Karena kelewat penasaran, Nina beranjak menuju sumber suara. Walau bulu kuduknya saling berlomba-lomba berdiri tegak, Nina tetap mendekat, bagaikan seorang petarung yang tak takut apa pun, tak terkecuali hantu.

Suara misterius itu terasa dekat.  Ia mirip jeritan tertahan, tetapi justru membuat rasa penasaran Nina kian memberontak. Semakin mendekati sumber suara,  semakin pelan pula Nina berjalan. Hingga sampailah Nina di  sumur tua yang dipenuhi rerumputan hijau yang masih subur.

Namun, yang didapatinya di bawah sana sungguh mengejutkan.

 

Lutfi Rose

Beberapa hari ini, Nina menghabiskan sore di belakang rumahnya.

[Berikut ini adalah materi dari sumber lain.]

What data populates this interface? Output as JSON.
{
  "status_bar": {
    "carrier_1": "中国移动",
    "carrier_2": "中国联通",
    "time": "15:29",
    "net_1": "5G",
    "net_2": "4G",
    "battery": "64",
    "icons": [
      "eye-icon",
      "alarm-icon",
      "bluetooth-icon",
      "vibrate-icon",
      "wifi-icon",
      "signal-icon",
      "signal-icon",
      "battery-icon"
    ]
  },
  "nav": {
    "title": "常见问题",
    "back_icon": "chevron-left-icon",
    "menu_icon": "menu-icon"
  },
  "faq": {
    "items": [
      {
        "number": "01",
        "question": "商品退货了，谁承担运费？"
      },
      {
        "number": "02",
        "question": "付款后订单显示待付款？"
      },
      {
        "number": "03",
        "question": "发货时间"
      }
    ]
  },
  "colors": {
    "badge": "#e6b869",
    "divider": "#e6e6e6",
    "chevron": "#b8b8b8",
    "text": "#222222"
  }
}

Padahal sudah berkali-kali Mak mengingatkannya untuk tak berada di sana ketika senja mulai merayap, pamali. Tapi bukan gadis bengal kalau menuruti semua ucapan maknya.

Nina merasakan bulu kuduknya berdiri ketika berada di kursi reyot yang biasa dia duduki terasa dingin. Tubuhnya makin menggigil diterpa angin sore yang berembus menerpa wajahnya. Sayup-sayup terdengar suara misterius dari arah sumur tua tak jauh darinya. Karena penasaran dia mendekat.

“Seperti suara bayi menangis,” gumamnya.

Dia memberanikan diri melongok ke dalam sumur. Tangannya sedikit gemetar memegang tepian sumur tua itu. Suaranya makin jelas terdengar dan menyayat hati. Ditarik-tariknya tali yang mengaitkan timba dengan roda di atasnya dan terasa berat. Dia berpikir ada sesuatu di dalam timba. Seketika tersentaklah dia saat timba itu mencapai permukaan. Tiba-tiba seekor kucing meloncat dari sana dan hampir mencakarnya.

 

Putri Ayu Kartini

Nina membuka pintu kamarnya perlahan. Sorot matanya menyapu semua sudut. Perlahan tapi pasti dia melangkah menuju meja rias.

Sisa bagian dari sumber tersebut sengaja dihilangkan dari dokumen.